Oualou en Algérie n’est pas une réelle nouveauté car l’œuvre a été autoéditée en 2011 par le dessinateur Lounis Dahmani. Elle a été colorisée par Drac (aidée de Reiko Takaku) pour la présente réédition. Lounis Dahmani n’est pas totalement inconnu en France, il a dessiné notamment deux tomes de Lost Conquistadores chez Tartamudo il y a quelques années et avait publié auparavant un recueil de gags chez Bethy. Ancien dessinateur de presse en Algérie, il est revenu en France (il y est né avant de suivre ses parents en Kabylie à 16 ans). La guerre civile algérienne des années 1990 rendait en effet la vie impossible aux humoristes et caricaturistes. Après quelques années de galères, il réussit à se reconvertir dans le multimédia.

Le scénariste, Gyps a, lui aussi, été dessinateur de presse en Algérie avant de devoir fuir en France. Pourtant, sa première carrière professionnelle dans une entreprise d’état d’hydrocarbures ne l’avait pas disposé à devenir une cible pour les islamistes du fait de ses dessins politiques.

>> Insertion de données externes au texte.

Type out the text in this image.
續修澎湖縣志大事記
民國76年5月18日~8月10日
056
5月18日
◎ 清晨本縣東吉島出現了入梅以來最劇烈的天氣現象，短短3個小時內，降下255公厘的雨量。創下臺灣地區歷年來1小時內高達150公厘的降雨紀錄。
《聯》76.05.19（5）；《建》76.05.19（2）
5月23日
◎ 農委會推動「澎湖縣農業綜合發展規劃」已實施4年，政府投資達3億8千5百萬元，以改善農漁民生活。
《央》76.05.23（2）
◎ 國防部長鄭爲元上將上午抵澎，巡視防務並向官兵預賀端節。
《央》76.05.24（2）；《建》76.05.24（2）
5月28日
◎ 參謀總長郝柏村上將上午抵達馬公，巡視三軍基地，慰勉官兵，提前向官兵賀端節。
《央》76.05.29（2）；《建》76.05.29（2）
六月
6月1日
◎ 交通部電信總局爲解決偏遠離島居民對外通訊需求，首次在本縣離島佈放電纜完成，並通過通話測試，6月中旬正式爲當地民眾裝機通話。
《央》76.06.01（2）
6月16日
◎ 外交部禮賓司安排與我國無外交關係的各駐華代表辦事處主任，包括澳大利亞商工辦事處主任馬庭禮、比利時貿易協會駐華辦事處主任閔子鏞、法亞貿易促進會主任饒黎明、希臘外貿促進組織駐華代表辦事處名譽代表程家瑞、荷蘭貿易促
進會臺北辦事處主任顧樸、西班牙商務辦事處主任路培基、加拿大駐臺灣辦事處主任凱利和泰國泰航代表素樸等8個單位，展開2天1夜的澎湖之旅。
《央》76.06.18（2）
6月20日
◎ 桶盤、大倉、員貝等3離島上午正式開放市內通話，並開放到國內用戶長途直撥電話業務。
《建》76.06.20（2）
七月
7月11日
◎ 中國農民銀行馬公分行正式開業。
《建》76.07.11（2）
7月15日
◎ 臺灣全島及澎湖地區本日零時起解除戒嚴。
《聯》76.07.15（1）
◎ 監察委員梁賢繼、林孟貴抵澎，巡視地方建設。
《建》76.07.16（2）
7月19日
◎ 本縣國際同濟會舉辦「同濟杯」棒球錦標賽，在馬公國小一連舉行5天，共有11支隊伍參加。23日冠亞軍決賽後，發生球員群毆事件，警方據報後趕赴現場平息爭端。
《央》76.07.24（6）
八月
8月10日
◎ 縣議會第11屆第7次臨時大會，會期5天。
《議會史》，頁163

En France, il doit lui aussi vivre de petits boulots avant de se trouver une nouvelle voie : comédien, notamment au sein d’une compagnie proposant des spectacles pour enfants. Il crée aussi un one-man show « Algé-rien » qu’il joue régulièrement. Il a aussi publié entre 1996 et 2009 plusieurs recueils de gags épinglant les Algériens des deux côtés de la méditerranée avant de créer le personnage de Oualou avec Lounis Dahmani qu’il connaissait depuis de longues années.

L’éditeur La Boite à Bulles n’hésite pas à invoquer Pétillon et son Enquête corse pour présenter Oualou en Algérie. Il faut dire que le parallèle fait avec la fameuse bande dessinée de Jack Palmer est pertinente. Ici, le peuple algérien, et surtout ses petits travers, est souvent moqué avec beaucoup de tendresse, les auteurs sachant toutefois rester critique sur certains comportements masculins, notamment envers les femmes. Par contre les auteurs sont sans la moindre gentillesse envers les radicalisés, les terroristes. Il faut dire que c’est à cause de la guerre civile algérienne que les deux auteurs ont dû s’exiler en France, ce qui n’aide pas à trouver une certaine aménité, il faut le reconnaître.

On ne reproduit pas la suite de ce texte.